Why Is Energy Transfer Not 100% Efficient? • Entropy explains why food chains have limits to their length. • As Freeman (2005) points out low and high productivity ecosystems were equally likely to contain only four trophic levels. • Although it is popular to speak of “energy loss”, this energy is simply degraded as a low grade heat. • Energy flows; it can not be recycled.
MEASURING NET ANNUAL PRIMARY PRODUCTION • Field measurement of annual net primary production entails random plot assignment, clipping and sorting vegetation, drying and weighing plant material. • Data is often reported as grams of biomass per square meter per year or kilocalories per square meter per year or Joules per square meter per year.
NET PRODUCTION, GROSS PRODUCTION & RESPIRATION • Plants accumulate matter (and energy) through photosynthesis (gross production). • Plants use matter (and energy) during respiration (respiration). • Net production = Gross production - Respiration • Production (Gross or Net) is either expressed in units of mass (g /m2 /year) or energy (kcal /m2 /year).
Net Primary Production and Evapotranspiration • Moisture and temperature influence the rate of net primary production. • Measures of the rate at which water evaporates from the land and transpires off plants are highly correlated with net primary production.
Variation in Annual Net Primary Production • The effect of precipitation (water) is seen as one travels from east to west through the NA grassland biome. • The tallgrass prairies of Illinois (top) receive about 36 inches per year. • Short grass prairies of western Kansas get only about 15 inches. • Average annual temperatures are only slightly higher in western Kansas.
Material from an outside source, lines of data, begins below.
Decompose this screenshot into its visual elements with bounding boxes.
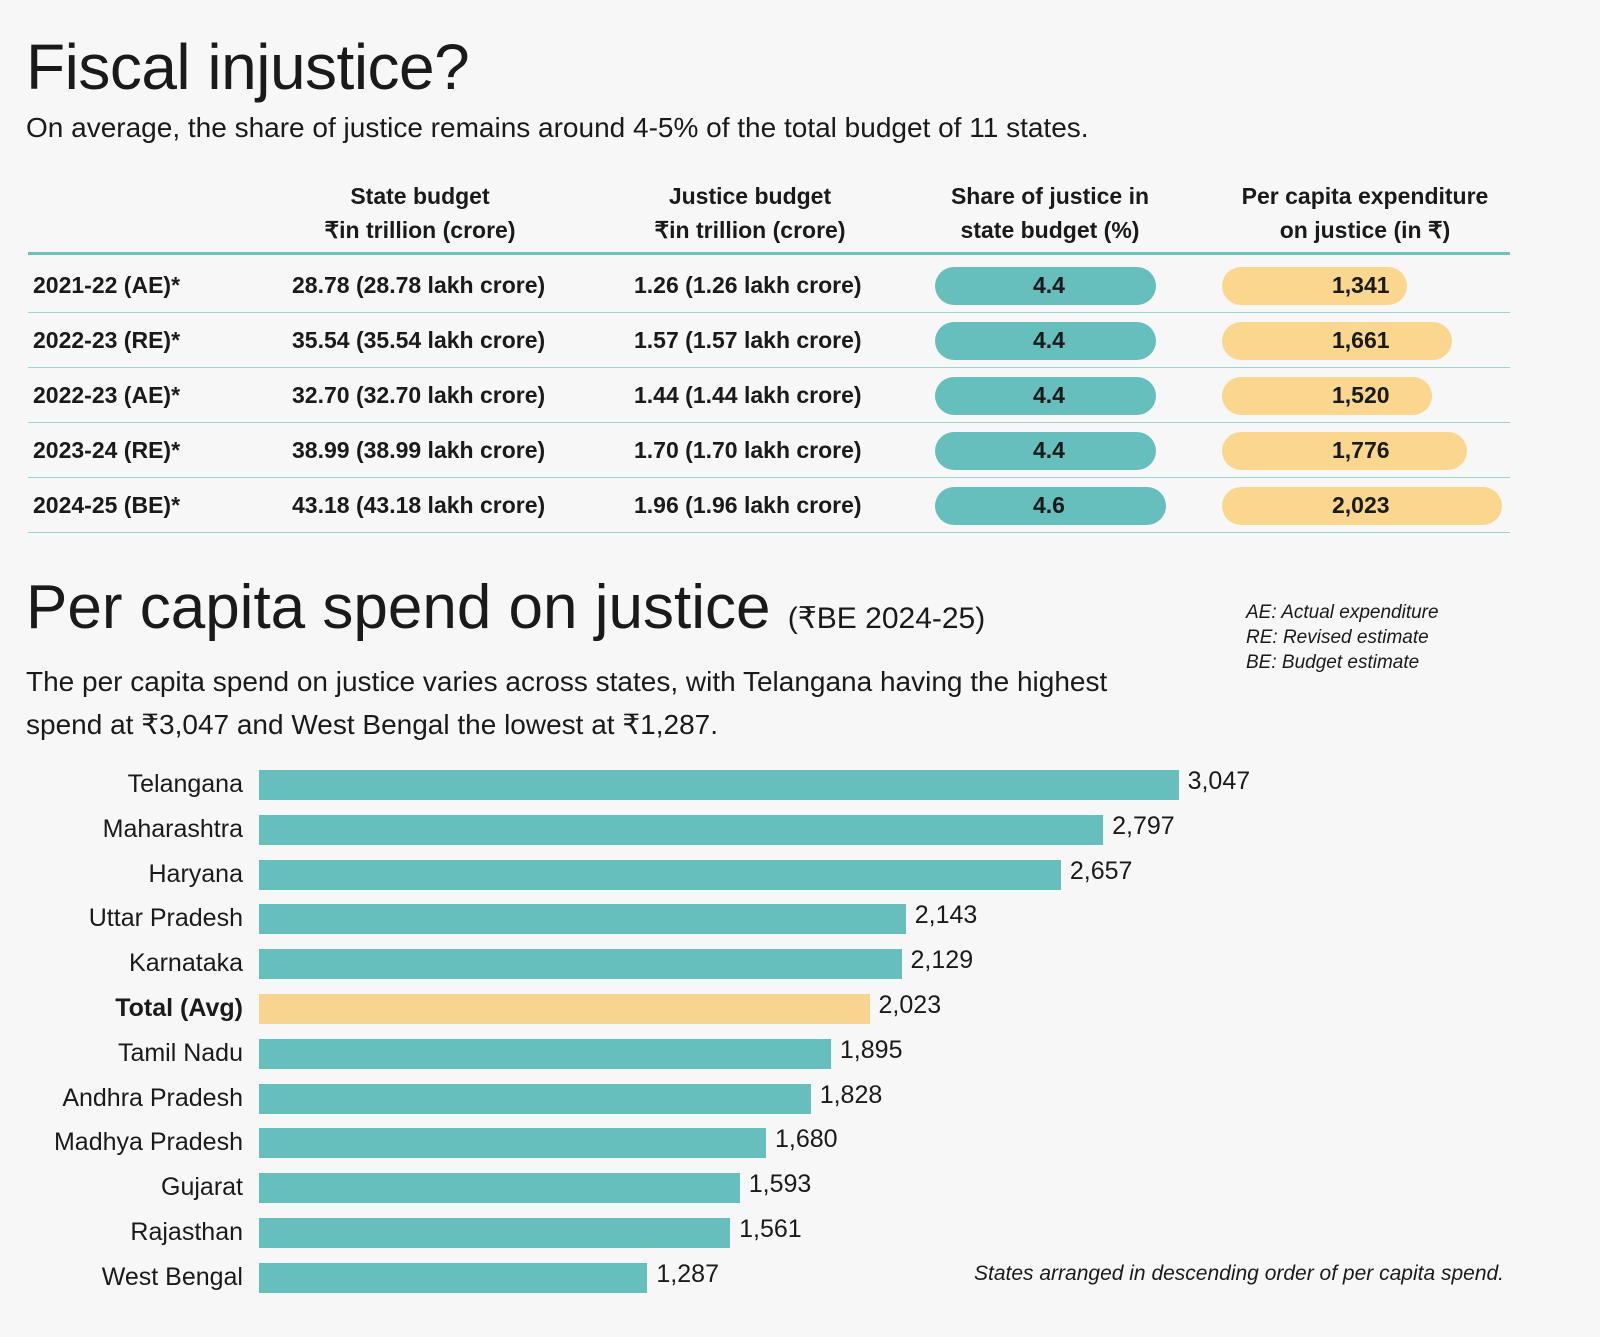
bar (259, 949, 902, 980)
share-pill: 4.4 (935, 321, 1156, 360)
abbr-re: RE: Revised estimate (1246, 627, 1429, 648)
share-pill: 4.4 (935, 266, 1156, 305)
bar (259, 859, 1061, 890)
abbreviation-legend: AE: Actual expenditure RE: Revised estim… (1246, 600, 1439, 675)
bar (259, 1083, 811, 1114)
header-per-capita: Per capita expenditure on justice (in ₹) (1241, 183, 1489, 243)
row-divider (28, 422, 1510, 423)
per-capita-value: 1,520 (1332, 382, 1390, 408)
bar (259, 1128, 767, 1159)
page-subtitle: On average, the share of justice remains… (26, 112, 1089, 143)
row-justice-budget: 1.70 (1.70 lakh crore) (634, 436, 862, 463)
row-divider (28, 312, 1510, 313)
bar-category-label: Maharashtra (102, 814, 243, 843)
share-value: 4.4 (1033, 272, 1065, 298)
row-justice-budget: 1.57 (1.57 lakh crore) (634, 326, 862, 353)
bar-category-label: Karnataka (129, 949, 243, 978)
row-justice-budget: 1.26 (1.26 lakh crore) (634, 271, 862, 298)
bar (259, 1218, 731, 1248)
bar-value-label: 1,593 (748, 1170, 812, 1199)
row-state-budget: 35.54 (35.54 lakh crore) (292, 326, 546, 353)
per-capita-pill: 1,661 (1222, 321, 1452, 360)
per-capita-pill: 2,023 (1222, 486, 1502, 525)
bar-average (259, 994, 870, 1024)
row-year: 2023-24 (RE)* (33, 436, 181, 463)
per-capita-pill: 1,776 (1222, 431, 1468, 470)
share-pill: 4.4 (935, 376, 1156, 415)
bar-category-label: Andhra Pradesh (62, 1083, 243, 1112)
bar-value-label: 2,797 (1112, 811, 1175, 840)
bar-category-label: West Bengal (101, 1262, 243, 1291)
bar (259, 904, 906, 935)
bar-value-label: 2,143 (914, 901, 978, 930)
chart-title-paren: (₹BE 2024-25) (787, 602, 986, 635)
row-year: 2022-23 (AE)* (33, 381, 181, 408)
row-year: 2022-23 (RE)* (33, 326, 181, 353)
bar-category-label: Telangana (127, 770, 243, 798)
bar-value-label: 1,828 (819, 1080, 883, 1109)
share-pill: 4.6 (935, 486, 1166, 525)
share-value: 4.4 (1033, 327, 1065, 353)
row-state-budget: 28.78 (28.78 lakh crore) (292, 271, 546, 298)
row-year: 2021-22 (AE)* (33, 271, 181, 298)
row-justice-budget: 1.44 (1.44 lakh crore) (634, 381, 862, 408)
bar-value-label: 1,561 (739, 1215, 802, 1243)
bar (259, 770, 1179, 800)
per-capita-value: 1,341 (1332, 272, 1390, 298)
row-divider (28, 367, 1510, 368)
chart-title: Per capita spend on justice (₹BE 2024-25… (26, 573, 986, 642)
page-title: Fiscal injustice? (26, 31, 470, 103)
header-state-budget: State budget ₹in trillion (crore) (324, 183, 516, 243)
abbr-be: BE: Budget estimate (1246, 652, 1420, 673)
row-state-budget: 43.18 (43.18 lakh crore) (292, 491, 546, 518)
bar-category-label: Haryana (148, 859, 244, 888)
header-divider (28, 252, 1510, 255)
share-value: 4.4 (1033, 382, 1065, 408)
bar-category-label: Total (Avg) (115, 994, 243, 1022)
row-state-budget: 32.70 (32.70 lakh crore) (292, 381, 546, 408)
row-divider (28, 477, 1510, 478)
bar-value-label: 3,047 (1187, 767, 1251, 795)
row-justice-budget: 1.96 (1.96 lakh crore) (634, 491, 862, 518)
per-capita-value: 1,661 (1332, 327, 1390, 353)
bar-value-label: 1,895 (839, 1035, 903, 1064)
row-divider (28, 532, 1510, 533)
share-pill: 4.4 (935, 431, 1156, 470)
bar (259, 814, 1104, 845)
bar-category-label: Gujarat (161, 1173, 243, 1202)
per-capita-pill: 1,520 (1222, 376, 1433, 415)
bar-value-label: 2,023 (878, 991, 942, 1019)
bar-category-label: Tamil Nadu (117, 1038, 243, 1067)
chart-footnote: States arranged in descending order of p… (974, 1262, 1505, 1285)
bar-category-label: Madhya Pradesh (53, 1128, 243, 1157)
bar (259, 1173, 740, 1204)
bar-value-label: 1,287 (656, 1259, 719, 1288)
bar-category-label: Uttar Pradesh (88, 904, 243, 933)
row-state-budget: 38.99 (38.99 lakh crore) (292, 436, 546, 463)
share-value: 4.6 (1033, 492, 1065, 518)
header-justice-budget: Justice budget ₹in trillion (crore) (654, 183, 846, 243)
abbr-ae: AE: Actual expenditure (1246, 602, 1439, 623)
per-capita-pill: 1,341 (1222, 266, 1408, 305)
bar (259, 1262, 648, 1293)
per-capita-value: 2,023 (1332, 492, 1390, 518)
share-value: 4.4 (1033, 437, 1065, 463)
bar-category-label: Rajasthan (130, 1218, 243, 1246)
bar-value-label: 1,680 (775, 1125, 838, 1154)
per-capita-value: 1,776 (1332, 437, 1390, 463)
row-year: 2024-25 (BE)* (33, 491, 181, 518)
bar-value-label: 2,129 (910, 946, 974, 975)
bar (259, 1038, 831, 1069)
chart-subtitle: The per capita spend on justice varies a… (26, 666, 1108, 740)
bar-value-label: 2,657 (1069, 856, 1133, 885)
header-share: Share of justice in state budget (%) (950, 183, 1150, 243)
NET PRODUCTION IN SOME MAJOR BIOMES Net Production / Unit Area ( grams / meter 2 / year)
Net Productivity in Marine Ecosystems • The most productive ecosystems on the planet are found in coral reefs and marine algal beds. • Some of the least productive ecosystems are found in the open ocean.
Net Productivity in Marine Ecosystems Although open ocean has the lowest net primary productivity, the percentage of earth’s productivity is greater than tropical forests due to it occupies nearly 65% of the planet’s surface.
Measuring Net Productivity in Marine Ecosystems • A global view of marine productivity is provided by sensors that measure various wavelengths of light from satellites. • A more detailed of the biota involved in net production is obtained by direct sampling of the water column.
Iron Fertilizer Increases Marine Primary Productivity (I) • Marine phytoplankton are the major contributors to photosynthesis and thus primary production. • Freeman (2005) describes an experiment designed to increase productivity by these algal species. See Figure 54.5 on page 1247.
The total amount of energy that plants assimilate by photosynthesis is called: a. gross primary production b. net primary production c. biomass
Which of the following ecosystems would you expect to have the highest primary productivity? a. subtropical desert. b. temperate grassland. c. boreal forest. d. tropical wet forest.
One of the lessons from a pyramid of energy is that: a. only one-half of the energy in one trophic level is passed on to the next level. b. eating grain-fed beef is an inefficient means of obtaining the energy trapped by photosynthesis. c. most of the energy from one trophic level is incorporated into the biomass of the next trophic level. d. the energy lost in cellular respiration is 10% of the available energy in each trophic level.